I just stumbled over a Typeface (http://typeface.neocracy.org), a alternative way to embed fonts on a html site using HTML, CSS and JS.
It comes with a js-library and is featured with a perl module that is used to generate a js file from a ttf file for their use with the js-library.
So, I don't know if and how it's can be done, but is there a possibility to use that with Js Math ?
That would get us rid of the "getting the visitor to install some fonts-or-use the images/sprites with it's caveat problems", wouldn't it ?

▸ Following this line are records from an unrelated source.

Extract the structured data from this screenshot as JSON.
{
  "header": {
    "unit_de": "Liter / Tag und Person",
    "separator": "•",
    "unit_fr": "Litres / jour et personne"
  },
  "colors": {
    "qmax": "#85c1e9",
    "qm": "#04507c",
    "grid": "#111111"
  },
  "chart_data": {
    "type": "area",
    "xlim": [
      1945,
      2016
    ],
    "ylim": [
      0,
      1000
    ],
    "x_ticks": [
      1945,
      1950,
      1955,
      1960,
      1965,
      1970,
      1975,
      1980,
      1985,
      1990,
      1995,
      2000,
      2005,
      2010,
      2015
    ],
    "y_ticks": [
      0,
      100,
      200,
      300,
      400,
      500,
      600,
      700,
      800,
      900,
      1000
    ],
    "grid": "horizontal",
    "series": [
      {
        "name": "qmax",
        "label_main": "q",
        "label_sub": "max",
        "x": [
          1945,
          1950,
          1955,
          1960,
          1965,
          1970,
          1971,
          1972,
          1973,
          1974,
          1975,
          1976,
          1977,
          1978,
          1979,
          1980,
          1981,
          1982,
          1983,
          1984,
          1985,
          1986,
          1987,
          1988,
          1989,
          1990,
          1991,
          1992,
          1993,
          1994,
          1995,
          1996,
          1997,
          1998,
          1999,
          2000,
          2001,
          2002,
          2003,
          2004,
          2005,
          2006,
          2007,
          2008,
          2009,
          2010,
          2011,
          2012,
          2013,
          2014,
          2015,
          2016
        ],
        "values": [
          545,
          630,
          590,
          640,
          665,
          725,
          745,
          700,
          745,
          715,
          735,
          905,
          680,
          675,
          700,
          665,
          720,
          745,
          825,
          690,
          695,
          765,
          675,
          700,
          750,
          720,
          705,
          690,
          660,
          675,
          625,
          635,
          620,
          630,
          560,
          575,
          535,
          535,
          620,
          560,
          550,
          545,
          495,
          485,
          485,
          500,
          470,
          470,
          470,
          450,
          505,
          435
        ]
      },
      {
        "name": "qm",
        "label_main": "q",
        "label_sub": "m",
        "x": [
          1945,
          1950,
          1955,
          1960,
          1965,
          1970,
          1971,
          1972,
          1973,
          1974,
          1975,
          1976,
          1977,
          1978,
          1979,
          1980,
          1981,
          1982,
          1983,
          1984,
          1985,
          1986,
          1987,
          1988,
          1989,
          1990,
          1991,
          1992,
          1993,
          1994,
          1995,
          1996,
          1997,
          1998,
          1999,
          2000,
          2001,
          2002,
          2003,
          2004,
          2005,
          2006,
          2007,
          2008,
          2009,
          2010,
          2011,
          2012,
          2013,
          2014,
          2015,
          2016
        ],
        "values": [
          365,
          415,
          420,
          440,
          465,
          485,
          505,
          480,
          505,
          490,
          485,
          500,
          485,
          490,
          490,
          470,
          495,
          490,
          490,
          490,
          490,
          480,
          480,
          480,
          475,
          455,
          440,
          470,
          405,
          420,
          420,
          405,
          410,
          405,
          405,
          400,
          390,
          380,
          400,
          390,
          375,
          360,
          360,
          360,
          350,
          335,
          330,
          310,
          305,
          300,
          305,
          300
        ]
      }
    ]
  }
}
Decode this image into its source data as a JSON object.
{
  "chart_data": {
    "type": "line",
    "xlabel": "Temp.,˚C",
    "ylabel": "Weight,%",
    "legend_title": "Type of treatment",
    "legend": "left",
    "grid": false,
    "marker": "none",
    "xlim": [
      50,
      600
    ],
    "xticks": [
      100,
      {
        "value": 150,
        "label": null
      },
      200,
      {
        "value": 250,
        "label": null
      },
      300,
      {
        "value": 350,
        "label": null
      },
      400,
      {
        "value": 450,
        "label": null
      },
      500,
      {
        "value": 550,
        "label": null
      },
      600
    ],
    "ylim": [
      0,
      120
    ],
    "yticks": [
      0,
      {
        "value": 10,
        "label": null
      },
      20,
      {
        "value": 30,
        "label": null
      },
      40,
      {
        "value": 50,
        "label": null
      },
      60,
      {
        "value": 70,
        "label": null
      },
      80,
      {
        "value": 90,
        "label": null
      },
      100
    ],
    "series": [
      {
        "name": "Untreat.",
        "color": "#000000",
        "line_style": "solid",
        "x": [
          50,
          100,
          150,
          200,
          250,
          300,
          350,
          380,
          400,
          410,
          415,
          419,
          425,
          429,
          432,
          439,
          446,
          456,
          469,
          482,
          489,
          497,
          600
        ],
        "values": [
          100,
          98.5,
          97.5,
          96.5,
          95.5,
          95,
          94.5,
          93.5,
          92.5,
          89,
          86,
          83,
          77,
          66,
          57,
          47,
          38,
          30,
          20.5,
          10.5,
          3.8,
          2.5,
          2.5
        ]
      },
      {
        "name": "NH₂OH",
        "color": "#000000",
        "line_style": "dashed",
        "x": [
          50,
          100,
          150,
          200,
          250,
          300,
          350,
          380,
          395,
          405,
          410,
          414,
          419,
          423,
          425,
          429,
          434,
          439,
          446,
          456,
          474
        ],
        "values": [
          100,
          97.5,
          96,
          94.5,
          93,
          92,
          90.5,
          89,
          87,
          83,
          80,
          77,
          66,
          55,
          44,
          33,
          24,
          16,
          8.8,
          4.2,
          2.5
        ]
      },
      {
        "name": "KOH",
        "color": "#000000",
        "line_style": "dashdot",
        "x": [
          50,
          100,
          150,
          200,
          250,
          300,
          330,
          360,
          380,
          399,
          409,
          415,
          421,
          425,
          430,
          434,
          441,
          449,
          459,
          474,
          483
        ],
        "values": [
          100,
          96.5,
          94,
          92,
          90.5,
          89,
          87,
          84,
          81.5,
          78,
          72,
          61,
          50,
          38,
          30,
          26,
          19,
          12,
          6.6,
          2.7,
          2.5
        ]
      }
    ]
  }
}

Give it a look and let's discuss about it...
Davide P. Cervone
I saw that project as well, and it does look interesting. I'm not sure how well it will work with jsMath, however, as it creates CANVAS elements for the text to be rendered into. Each character used by jsMath would have to be rendered into a separate canvas (or jsMath would have to be totally rewritten), and that sounds pretty inefficient to me. Plus jsMath stores its internal equations as strings, not DOM elements, as it builds the equation, and it may not be efficient to convert the canvas into and out of string form frequently (which jsMath has to do as it measures the size of various parts of the equation). JsMath is already slow enough without adding more overhead for that type of rendering. But it might be worth a try to see how bad it is. Using the native fonts will always be faster, more reliable, and higher quality, it seems to me, so I would still want to encourage users to install the fonts even if this approach did work.

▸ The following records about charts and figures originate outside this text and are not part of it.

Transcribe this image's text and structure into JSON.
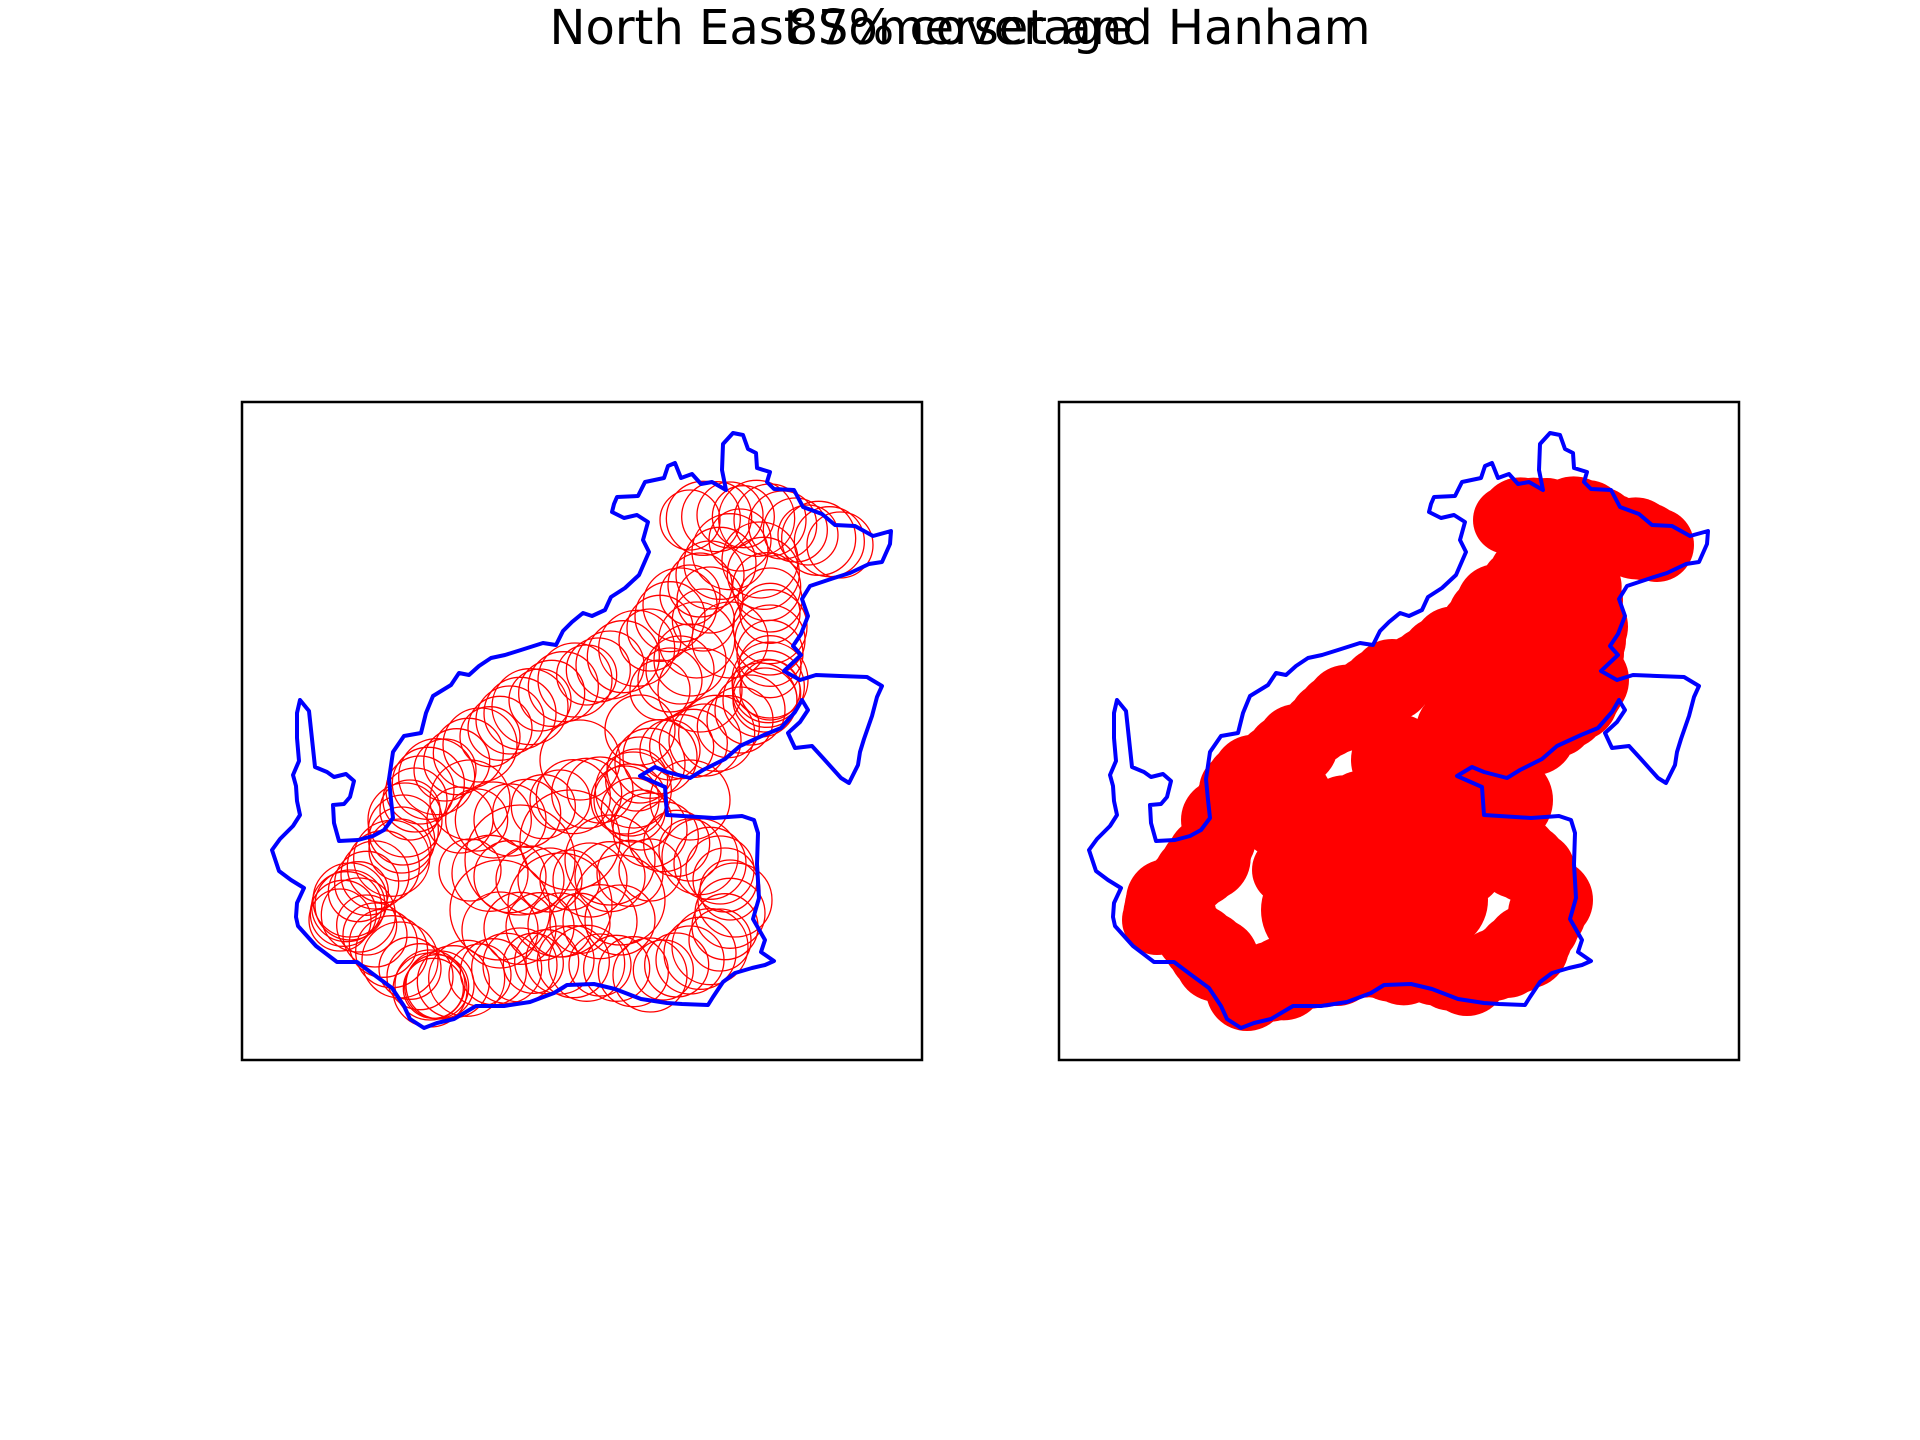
{
  "figure": {
    "title": "North East Somerset and Hanham",
    "subtitle": "87% coverage",
    "colors": {
      "boundary": "#0000ff",
      "coverage": "#ff0000",
      "frame": "#000000",
      "background": "#ffffff"
    }
  },
  "chart_data": [
    {
      "type": "map",
      "panel": "left",
      "style": "circle outlines",
      "series": [
        {
          "name": "",
          "mark": "boundary outline",
          "color": "#0000ff"
        },
        {
          "name": "",
          "mark": "coverage circles (outline)",
          "color": "#ff0000"
        }
      ],
      "axes_visible": false
    },
    {
      "type": "map",
      "panel": "right",
      "style": "filled circles",
      "series": [
        {
          "name": "",
          "mark": "boundary outline",
          "color": "#0000ff"
        },
        {
          "name": "",
          "mark": "coverage circles (filled)",
          "color": "#ff0000"
        }
      ],
      "axes_visible": false
    }
  ]
}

I wonder about the print quality of the results. A quick test shows that (in Safari), the example pages print with screen resolution rather than printer resolution (as though they were images). JsMath's current approach allows for higher quality printing for its image-based fonts (though you do have to request it by hand). It also appears that you would lose any interactivity with the mathematics (no links within the math, for example) unless additional modifications were made to jsMath to implement that itself. I was going to say that you would lose CSS style control as well, but they do seem to have addressed at least the most important CSS attributes.
In any case, there are some issues to be considered, but it does look like an interesting idea that is worth looking into.